Tecatat lebih dari 212 kasus konflik agraria dengan lahan seluas 1,03 juta hektar pada tahun 2022 dan naik menjadi 241 kasus pada tahun 2023. Data ini menambah daftar hilangnya kawasan perampasan tanah adat/masyarakat yang selalu diwariskan begitu ada potensi proyek investasi dll.

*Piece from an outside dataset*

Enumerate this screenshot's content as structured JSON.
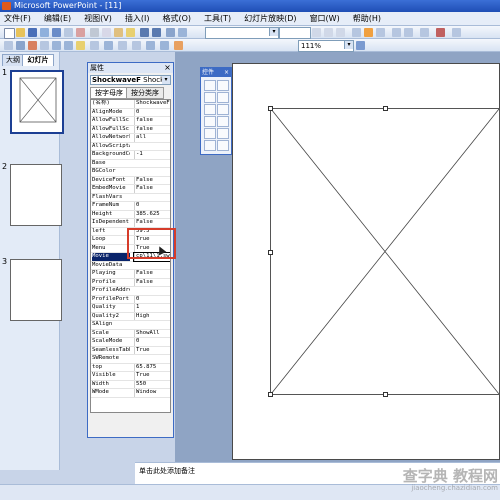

Dengan total 660 konflik agraria sepanjangn tahun 2022-2023, menjadi sebuah pertanyaaan kepada calon pemimpin kedepan, beranikah capres dan cawapres pemilu 2024 mau memihak masyarakat serta me-Reformasi Agraria? atau justru, melanjutkan warisan konflik yang tak berkesudahan ?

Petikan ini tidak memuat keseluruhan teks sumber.